L'accueil est charmant, le personnel très attentionné et j'ai particulièrement apprécié l'écoute et les conseils prodigués pour construire nos menus. Nous avons pris la formule trois plats.

En amuse-bouches nous avons eu un escargot sur lit de poireau à l'ail, frais et gouteux puis un velouté de céleri, poire et homard à l'huile de truffe, agréable mélange sucré/sous bois.

En entrées : - du bœuf de Coutancie, champignons en boule à thé pochés "minute" dans un bouillon au gingembre et à la citronnelle. Le bouillon est doux tout en étant réveillé par le gingembre, la boule de trompettes est un peu encombrante dans le bol et rend la chose difficile à manipuler, le bœuf coupé en fines lamelles et cuit dans le bouillon est de grande tendreté. – des sushis alsaciens faits de saumon, choucroute et légumes croquants accompagnés de sauces au raifort/sésame, confit d'oignons/grenadine, wasabi/aneth et d'une salade d'herbes (aneth, cerfeuil, roquette) sauce à la pomme. L'originalité parle d'elle-même et l'ensemble des goûts se fondent en douceur.

En plats : - Une papillote de lotte en émulsion de citron yuzu, salade de wakame aux girolles et d'une salade de pommes de terre. Une fois la papillote démontée, le papier transparent devient très encombrant dans l'assiette ce qui est gênant. Pas de chance la lotte n'était pas assez cuite mais la sauce rehaussée de sa pipette de yuzu est tout de suite pimpante. L'association ratte et vitelotte rend l'assiette bien colorée. – Un onglet de bœuf au beurre de roquefort avec sa tatin d'endives aux poires et roquette aux cerneaux de noix. Rien à redire, l'ensemble fonctionne très bien. Le beurre de roquefort, placé à part permet de bien doser et la tatin sur une base de pate feuilletée conjugue le croustillant et le fondant.

En desserts : - Des figues "Solliès" rôties avec du pain d'épices perdu de Guertwiller et crème glacée à la cannelle. Tout pareil, le fondant de la figue ave le croustillant du pain d'épice grillé et l'onctuosité de la glace (que l'on aurait aimée néanmoins plus marquée en cannelle) rendent ce dessert très agréable. – Une poire pochée au thé "Nil rouge" de "Mariage Frères", posée sur un palet de chocolat à l'Espelette et à la fleur de sel et un granité au thé. J'ai apprécié le côté rafraichissant de la poire et le palet bien épais fortement poivré.

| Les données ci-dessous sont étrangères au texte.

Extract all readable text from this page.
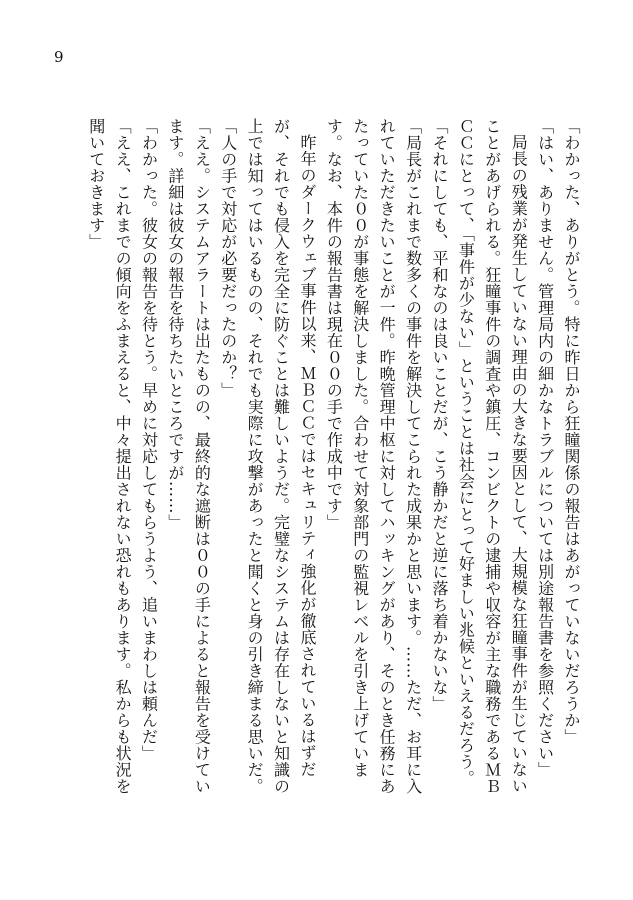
9

「わかった、ありがとう。特に昨日から狂瞳関係の報告はあがっていないだろうか」

「はい、ありません。管理局内の細かなトラブルについては別途報告書を参照ください」

局長の残業が発生していない理由の大きな要因として、大規模な狂瞳事件が生じていないことがあげられる。狂瞳事件の調査や鎮圧、コンビクトの逮捕や収容が主な職務であるＭＢＣＣにとって、「事件が少ない」ということは社会にとって好ましい兆候といえるだろう。

「それにしても、平和なのは良いことだが、こう静かだと逆に落ち着かないな」

「局長がこれまで数多くの事件を解決してこられた成果かと思います。……ただ、お耳に入れていただきたいことが一件。昨晩管理中枢に対してハッキングがあり、そのとき任務にあたっていた００が事態を解決しました。合わせて対象部門の監視レベルを引き上げています。なお、本件の報告書は現在００の手で作成中です」

昨年のダークウェブ事件以来、ＭＢＣＣではセキュリティ強化が徹底されているはずだが、それでも侵入を完全に防ぐことは難しいようだ。完璧なシステムは存在しないと知識の上では知ってはいるものの、それでも実際に攻撃があったと聞くと身の引き締まる思いだ。

「人の手で対応が必要だったのか？」

「ええ。システムアラートは出たものの、最終的な遮断は００の手によると報告を受けています。詳細は彼女の報告を待ちたいところですが……」

「わかった。彼女の報告を待とう。早めに対応してもらうよう、追いまわしは頼んだ」

「ええ、これまでの傾向をふまえると、中々提出されない恐れもあります。私からも状況を聞いておきます」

Dans tout ça nous avons hésité avec - la terrine de foie gras à la cannelle, cône de pépites de foie gras poêlé aux coings, grué de cacao, - l'aumônière de queue de bœuf aux pépites de foie gras poêlé, espuma de céleri au cidre ou - le moelleux au chocolat noir en cœur de framboise, sorbet au Maury Mas Amiel, qui paraissaient bien tentants aussi.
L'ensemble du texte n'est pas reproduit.